Гэбриэл метнул на нее быстрый взгляд.
Когда Тереза, собрав чайную посуду, вышла из комнаты, а Карслейк поспешил уйти, сославшись на срочную работу, Гэбриэл озабоченно сказал:
- Она очень сообразительна, верно?
- Кто?
- Миссис Норрис. Понимает, что к чему. Ее не проведешь Мне надо быть поосторожнее. Как я выглядел? - неожиданно спросил он. - Я все говорил, как надо?
- Господи, о чем это вы? - удивился я. - Что вы имеете в виду?
- Свое поведение. Как я себя держал? Все было правильно, да? Ну то, что я показывал, будто случившееся - ничего особенного! Выглядело, как будто я - просто-напросто осел? Правда? - Он, как всегда, очаровательно улыбнулся. - Вы не имеете ничего против моих расспросов, верно? Для меня очень важно знать, правильное ли я произвожу впечатление.
- Вам обязательно нужно рассчитывать все наперед?

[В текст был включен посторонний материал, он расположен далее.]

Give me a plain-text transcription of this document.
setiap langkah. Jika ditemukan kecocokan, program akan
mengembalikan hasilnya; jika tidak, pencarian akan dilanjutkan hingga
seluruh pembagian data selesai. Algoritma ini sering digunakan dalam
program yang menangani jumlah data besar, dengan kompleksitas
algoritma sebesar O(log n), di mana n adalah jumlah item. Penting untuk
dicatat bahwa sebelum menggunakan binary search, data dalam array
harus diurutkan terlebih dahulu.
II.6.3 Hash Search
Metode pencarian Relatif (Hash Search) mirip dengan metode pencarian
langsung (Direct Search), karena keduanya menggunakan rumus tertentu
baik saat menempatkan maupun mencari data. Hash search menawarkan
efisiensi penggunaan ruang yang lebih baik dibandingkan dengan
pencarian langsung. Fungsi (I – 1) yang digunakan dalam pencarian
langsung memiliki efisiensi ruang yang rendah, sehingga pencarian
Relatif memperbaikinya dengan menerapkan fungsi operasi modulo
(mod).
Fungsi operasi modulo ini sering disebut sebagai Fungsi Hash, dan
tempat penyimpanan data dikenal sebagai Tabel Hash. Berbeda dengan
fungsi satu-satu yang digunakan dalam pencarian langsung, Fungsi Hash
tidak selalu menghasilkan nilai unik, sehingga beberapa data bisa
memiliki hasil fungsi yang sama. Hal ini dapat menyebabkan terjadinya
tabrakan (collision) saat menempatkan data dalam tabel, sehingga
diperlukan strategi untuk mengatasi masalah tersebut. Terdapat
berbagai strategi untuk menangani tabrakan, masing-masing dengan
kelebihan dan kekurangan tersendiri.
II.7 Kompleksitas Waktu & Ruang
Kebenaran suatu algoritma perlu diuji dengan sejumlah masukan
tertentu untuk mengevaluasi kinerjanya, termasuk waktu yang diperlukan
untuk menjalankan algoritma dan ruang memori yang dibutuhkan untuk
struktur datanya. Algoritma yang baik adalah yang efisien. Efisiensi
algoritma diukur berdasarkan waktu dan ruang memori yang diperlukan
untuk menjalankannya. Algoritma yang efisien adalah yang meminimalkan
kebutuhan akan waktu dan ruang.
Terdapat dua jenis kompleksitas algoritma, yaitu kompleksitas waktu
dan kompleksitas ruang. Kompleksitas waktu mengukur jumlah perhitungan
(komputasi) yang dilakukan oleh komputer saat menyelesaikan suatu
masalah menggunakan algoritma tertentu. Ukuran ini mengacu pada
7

Разве нельзя просто быть естественным?
- Это вряд ли поможет, - серьезно возразил он. - Не могу же я, потирая от удовольствия руки, сказать: "Какая удача!"
- Удача? Вы и правда так думаете?
- Дорогой мой, да я все время этого ждал! Весь настроился на то, чтобы произошло нечто подобное! Ну знаете, как это бывает: ребенка выхватить из-под колес, или пожар, или лошади вдруг понесут... Для таких случаев, которые вышибают слезу, особенно подходят дети. Газеты столько пишут о несчастных случаях. Ну и ждешь, думаешь, вот-вот что-нибудь такое подвернется. Но.., не подворачивается! То ли невезение, то ли пострелята в Сент-Лу чертовски осторожные...
- Но вы ведь не давали ребенку шиллинг, чтобы он бросился в воду, правда же? - спросил я.
Гэбриэл принял мое замечание всерьез и ответил, что все случилось само собой.
- К тому же я бы не стал так рисковать! Ребенок скорее всего рассказал бы своей матери - и что бы тогда из этого вышло? Нет, девчонка сама упала в воду.
Я расхохотался.
- Скажите, это правда, что вы не умеете плавать?
- Немного могу продержаться. Пожалуй, взмаха три руками сделаю.
- В таком случае разве ваш поступок не был ужасным риском? Вы ведь могли утонуть!
- Наверное, мог... Однако послушайте, Норрис, ведь не бывает, чтобы и овцы целы, и волки сыты. Просто невозможно совершить что-нибудь героическое, если вы не готовы в той или иной степени рискнуть. К тому же там было много народу. Конечно, никому из них не хотелось лезть в воду, но все-таки кто-нибудь что-нибудь бы да предпринял. Если не ради меня, то ради ребенка... И там были лодки. Парень, который бросился в воду после меня, поддерживал девочку, а рыбак подплыл на лодке еще до того, как я стал тонуть. В любом случае искусственное дыхание возвращает к жизни, даже если изрядно нахлебаешься воды.
Лицо Гэбриэла опять осветилось необычной, свойственной только ему улыбкой.
- Все это дьявольски глупо, верно? - хмыкнул он. - Я хочу сказать, люди дьявольски глупы. На мою долю выпадет больше славы за то, что я бросился в воду, не умея плавать, чем если бы я умел плавать и сделал все, как полагается настоящему спасателю. Сейчас многие говорят, до чего это было смело! Если бы у них было хоть немного смысла, они бы сказали, что это просто-напросто чертовски глупо! Ну а парню, который бросился в воду вслед за мной и на самом деле спас и ребенка и меня, ему не достанется и вполовину столько славы, как мне. Ведь он первоклассный пловец! Испортил бедняга свой костюм... Мое барахтанье в воде ему только мешало и уж конечно ничуть не помогало тонущему ребенку. А ведь никому в голову не придет взглянуть на все с этой стороны! Разве что такому человеку, как ваша невестка. Но таких немного. Это и хорошо! Кому хочется, чтобы в выборах участвовали люди, которые могут думать и вообще шевелят мозгами.